We felt it was in the best interest of our customers, and ourselves, to provide free payment holidays for much of spring and summer of 2020. That was a terribly difficult decision because of the cash flow challenges it would create for ourselves, and the resulting impact it would have on our employees. Our company never had lay-offs or pay cuts until 2020. Fortunately, the resiliency of the American small business was on full display and with a healthy dose of help from our federal government, the vast majority of our customers quickly resumed making payments, appreciative of the assistance we provided.
What has contributed the most to Pawnee’s success?
Souverein: Two things: disciplined culture and our people.
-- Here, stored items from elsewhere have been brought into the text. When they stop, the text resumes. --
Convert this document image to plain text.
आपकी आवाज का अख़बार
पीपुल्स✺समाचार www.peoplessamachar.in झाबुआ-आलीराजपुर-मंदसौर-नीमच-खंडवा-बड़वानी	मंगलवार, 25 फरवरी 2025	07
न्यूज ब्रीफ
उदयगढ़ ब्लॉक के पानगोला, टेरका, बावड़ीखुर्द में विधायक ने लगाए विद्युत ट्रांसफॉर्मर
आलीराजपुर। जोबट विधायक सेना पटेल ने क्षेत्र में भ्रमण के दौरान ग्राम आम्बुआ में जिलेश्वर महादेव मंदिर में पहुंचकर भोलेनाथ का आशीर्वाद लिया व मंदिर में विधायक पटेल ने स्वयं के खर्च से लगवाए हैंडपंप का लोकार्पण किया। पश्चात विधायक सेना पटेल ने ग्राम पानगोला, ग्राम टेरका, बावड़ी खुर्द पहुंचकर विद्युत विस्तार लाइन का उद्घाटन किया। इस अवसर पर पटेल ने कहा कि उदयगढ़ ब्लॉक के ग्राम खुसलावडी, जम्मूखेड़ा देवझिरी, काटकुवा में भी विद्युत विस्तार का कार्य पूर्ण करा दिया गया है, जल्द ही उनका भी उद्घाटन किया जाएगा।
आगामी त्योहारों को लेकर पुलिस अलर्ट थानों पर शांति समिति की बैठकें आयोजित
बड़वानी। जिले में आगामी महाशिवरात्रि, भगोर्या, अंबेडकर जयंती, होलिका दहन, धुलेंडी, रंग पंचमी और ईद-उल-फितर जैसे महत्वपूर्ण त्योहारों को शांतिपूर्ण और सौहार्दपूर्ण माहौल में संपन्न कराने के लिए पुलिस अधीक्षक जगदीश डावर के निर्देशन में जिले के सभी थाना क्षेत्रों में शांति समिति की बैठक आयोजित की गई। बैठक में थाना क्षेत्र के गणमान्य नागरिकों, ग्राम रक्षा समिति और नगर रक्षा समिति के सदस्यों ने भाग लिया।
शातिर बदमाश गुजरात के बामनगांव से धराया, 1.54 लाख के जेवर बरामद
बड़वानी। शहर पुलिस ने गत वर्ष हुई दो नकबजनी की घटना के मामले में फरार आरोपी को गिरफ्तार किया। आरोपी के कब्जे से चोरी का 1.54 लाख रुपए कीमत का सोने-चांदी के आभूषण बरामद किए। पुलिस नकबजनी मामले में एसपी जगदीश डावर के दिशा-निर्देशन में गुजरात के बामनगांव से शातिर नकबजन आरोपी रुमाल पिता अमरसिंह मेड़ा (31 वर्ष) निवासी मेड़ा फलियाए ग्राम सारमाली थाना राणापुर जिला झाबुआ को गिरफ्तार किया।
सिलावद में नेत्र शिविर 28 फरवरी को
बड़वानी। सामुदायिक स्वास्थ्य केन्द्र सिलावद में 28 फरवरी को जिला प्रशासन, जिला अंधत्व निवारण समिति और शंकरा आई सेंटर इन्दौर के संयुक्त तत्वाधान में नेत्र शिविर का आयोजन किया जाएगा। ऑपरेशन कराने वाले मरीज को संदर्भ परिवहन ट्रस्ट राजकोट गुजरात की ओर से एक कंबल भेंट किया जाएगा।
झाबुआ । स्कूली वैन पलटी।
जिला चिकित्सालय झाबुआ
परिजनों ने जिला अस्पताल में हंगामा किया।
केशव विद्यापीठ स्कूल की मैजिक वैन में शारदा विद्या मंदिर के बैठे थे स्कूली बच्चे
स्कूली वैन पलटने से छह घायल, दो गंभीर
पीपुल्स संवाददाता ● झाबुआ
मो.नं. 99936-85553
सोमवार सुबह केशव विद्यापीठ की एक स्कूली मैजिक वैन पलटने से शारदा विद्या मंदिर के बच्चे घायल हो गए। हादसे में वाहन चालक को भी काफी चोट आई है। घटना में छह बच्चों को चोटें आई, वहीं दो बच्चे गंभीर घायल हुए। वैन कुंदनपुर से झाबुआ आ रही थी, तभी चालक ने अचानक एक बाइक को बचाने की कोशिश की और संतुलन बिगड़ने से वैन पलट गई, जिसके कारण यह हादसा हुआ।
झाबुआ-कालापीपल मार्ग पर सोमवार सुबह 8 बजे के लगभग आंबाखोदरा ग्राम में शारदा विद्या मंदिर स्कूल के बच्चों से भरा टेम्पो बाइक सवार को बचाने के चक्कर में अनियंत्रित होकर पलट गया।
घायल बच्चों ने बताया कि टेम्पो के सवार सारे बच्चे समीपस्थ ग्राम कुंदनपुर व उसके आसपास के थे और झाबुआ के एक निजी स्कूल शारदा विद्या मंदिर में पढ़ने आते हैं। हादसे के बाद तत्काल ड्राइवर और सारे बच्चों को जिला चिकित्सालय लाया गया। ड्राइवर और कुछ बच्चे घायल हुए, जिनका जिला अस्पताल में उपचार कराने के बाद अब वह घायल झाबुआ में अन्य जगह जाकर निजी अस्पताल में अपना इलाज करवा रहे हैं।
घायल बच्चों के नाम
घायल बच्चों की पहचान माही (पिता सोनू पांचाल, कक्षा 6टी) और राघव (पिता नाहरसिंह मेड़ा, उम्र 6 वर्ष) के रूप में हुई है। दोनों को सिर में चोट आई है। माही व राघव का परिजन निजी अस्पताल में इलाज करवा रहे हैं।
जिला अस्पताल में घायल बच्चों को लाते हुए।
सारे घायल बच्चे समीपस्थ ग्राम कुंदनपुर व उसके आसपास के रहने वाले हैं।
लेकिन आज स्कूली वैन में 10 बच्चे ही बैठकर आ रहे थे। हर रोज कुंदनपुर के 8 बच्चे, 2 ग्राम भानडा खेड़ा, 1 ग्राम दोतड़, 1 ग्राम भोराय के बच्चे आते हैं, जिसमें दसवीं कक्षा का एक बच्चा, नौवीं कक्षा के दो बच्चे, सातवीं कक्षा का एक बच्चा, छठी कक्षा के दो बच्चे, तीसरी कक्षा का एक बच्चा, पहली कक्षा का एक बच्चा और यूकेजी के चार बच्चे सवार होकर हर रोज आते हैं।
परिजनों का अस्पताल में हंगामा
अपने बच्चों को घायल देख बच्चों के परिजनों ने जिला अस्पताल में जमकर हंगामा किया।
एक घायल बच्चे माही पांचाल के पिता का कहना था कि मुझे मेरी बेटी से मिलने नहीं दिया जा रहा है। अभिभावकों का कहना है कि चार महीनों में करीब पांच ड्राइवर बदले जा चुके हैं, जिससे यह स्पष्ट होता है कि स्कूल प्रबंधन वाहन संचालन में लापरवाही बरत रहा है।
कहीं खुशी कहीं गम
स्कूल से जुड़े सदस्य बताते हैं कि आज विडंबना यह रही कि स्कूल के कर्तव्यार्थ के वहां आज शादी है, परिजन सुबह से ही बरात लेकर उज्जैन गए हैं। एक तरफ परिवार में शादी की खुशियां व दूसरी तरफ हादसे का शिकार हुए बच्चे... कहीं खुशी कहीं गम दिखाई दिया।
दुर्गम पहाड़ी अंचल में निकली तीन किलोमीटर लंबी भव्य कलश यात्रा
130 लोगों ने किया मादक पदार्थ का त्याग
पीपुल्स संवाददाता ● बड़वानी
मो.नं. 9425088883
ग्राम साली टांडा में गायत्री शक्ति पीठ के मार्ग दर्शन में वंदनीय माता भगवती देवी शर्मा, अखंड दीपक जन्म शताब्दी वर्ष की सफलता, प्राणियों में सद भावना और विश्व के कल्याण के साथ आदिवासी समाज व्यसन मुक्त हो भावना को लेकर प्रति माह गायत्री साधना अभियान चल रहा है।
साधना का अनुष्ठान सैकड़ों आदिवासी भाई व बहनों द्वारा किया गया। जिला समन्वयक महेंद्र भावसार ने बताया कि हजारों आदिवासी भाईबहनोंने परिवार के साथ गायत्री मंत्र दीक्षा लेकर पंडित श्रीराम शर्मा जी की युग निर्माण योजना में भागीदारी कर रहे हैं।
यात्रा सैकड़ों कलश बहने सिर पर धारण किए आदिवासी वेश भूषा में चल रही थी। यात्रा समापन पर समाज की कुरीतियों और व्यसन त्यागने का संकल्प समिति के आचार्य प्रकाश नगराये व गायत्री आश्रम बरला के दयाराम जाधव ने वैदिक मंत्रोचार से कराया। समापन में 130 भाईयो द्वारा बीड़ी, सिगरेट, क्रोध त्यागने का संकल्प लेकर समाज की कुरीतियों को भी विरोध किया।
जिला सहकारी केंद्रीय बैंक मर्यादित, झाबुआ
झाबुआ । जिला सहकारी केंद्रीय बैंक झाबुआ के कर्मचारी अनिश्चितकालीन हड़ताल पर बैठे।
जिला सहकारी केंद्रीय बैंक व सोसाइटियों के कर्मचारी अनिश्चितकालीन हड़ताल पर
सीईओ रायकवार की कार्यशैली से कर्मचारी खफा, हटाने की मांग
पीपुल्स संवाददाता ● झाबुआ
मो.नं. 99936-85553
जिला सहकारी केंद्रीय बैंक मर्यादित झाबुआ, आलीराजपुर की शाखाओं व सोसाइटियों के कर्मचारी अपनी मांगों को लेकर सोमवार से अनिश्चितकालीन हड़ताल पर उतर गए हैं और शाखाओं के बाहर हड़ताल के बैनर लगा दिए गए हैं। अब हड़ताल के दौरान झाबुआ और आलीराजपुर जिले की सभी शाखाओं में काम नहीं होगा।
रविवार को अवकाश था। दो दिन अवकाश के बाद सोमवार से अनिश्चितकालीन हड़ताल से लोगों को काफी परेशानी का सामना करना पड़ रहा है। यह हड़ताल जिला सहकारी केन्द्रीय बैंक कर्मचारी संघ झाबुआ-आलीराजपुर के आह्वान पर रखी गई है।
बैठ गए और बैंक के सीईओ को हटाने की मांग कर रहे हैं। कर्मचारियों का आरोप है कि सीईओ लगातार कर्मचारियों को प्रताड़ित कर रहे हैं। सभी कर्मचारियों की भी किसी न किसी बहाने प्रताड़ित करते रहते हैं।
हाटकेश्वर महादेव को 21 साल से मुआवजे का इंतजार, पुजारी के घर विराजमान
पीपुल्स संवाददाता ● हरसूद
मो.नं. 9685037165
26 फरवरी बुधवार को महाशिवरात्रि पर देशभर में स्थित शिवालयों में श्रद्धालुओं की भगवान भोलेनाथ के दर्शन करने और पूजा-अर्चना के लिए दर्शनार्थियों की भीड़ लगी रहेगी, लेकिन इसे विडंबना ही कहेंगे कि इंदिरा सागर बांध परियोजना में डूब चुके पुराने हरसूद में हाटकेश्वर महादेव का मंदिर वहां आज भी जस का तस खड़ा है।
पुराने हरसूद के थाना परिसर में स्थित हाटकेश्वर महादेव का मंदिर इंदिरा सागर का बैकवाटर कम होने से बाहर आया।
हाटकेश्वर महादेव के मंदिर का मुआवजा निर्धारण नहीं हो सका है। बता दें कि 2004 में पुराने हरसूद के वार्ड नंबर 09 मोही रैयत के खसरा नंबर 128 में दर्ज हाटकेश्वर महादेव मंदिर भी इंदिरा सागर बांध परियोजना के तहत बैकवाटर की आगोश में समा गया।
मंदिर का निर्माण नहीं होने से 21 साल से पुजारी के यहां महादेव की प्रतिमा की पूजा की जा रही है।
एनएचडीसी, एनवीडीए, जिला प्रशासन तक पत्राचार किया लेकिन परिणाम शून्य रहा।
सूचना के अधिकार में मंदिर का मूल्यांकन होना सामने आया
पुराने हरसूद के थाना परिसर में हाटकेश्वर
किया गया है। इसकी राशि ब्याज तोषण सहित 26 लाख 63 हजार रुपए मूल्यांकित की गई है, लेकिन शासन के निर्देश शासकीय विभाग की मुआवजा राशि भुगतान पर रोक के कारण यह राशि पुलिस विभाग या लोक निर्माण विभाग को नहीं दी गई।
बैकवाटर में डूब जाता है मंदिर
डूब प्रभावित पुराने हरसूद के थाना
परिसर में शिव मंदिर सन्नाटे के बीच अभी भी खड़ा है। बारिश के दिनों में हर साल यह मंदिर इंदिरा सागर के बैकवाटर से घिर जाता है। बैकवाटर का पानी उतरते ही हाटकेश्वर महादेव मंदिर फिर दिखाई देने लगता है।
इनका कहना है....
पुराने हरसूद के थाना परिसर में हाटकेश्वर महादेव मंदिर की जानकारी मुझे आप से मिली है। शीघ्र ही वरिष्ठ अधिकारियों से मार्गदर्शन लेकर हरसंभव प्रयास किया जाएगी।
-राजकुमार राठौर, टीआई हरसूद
First, Chesswood has been looking since 2006 for a company that generates returns better than Pawnee and it hasn’t found one. We are very fortunate to have an excellent, high-performing business model that has excelled though multiple business cycles. For companies that have survived for many decades, discipline permeates every part of the business culture. For us, that has meant sticking to our knitting in times when competition became irrational. Likewise, taking a dip-your-toe-in approach when the path to higher originations wants to jump right in. The stalwarts of equipment finance don’t get enamored with sales but stay a steady course with an overarching disciplined mindset that equipment finance companies are risk management and collection enterprises at their core.
Second, and while its cliché, equipment finance is a people business. Technology is important, but at the end of the day, people do business with people. We have always had a great, attentive team that is empowered to make decisions, responds personally and quickly to our customers’ needs. We also have an abundance of amazing, supportive broker relationships — many of which we have grown alongside with. I remind our team regularly of the symbiotic relationship we have with our partners, as without them, we would have no business.
Moreover, we have had some truly remarkable people that have had an ever-lasting influence on our business. Rob Day led the business until the late 90s, nurtured the company in its early years and rooted our bottom-line culture; I’ve not met a more instinctive, passionate and creative leader. Second, Sam Leeper, who served as president from 1998 to 2005. Leeper was our banker before he joined Pawnee to succeed Day and an engineer by education and he delivered the disciplined culture that Pawnee needed at the right time for Pawnee.
And finally today’s executive and broader management team are the foundation of the business and have spearheaded our exceptional accomplishment of taking us from a $100 million asset business a decade ago to well over $1 billion in 2022.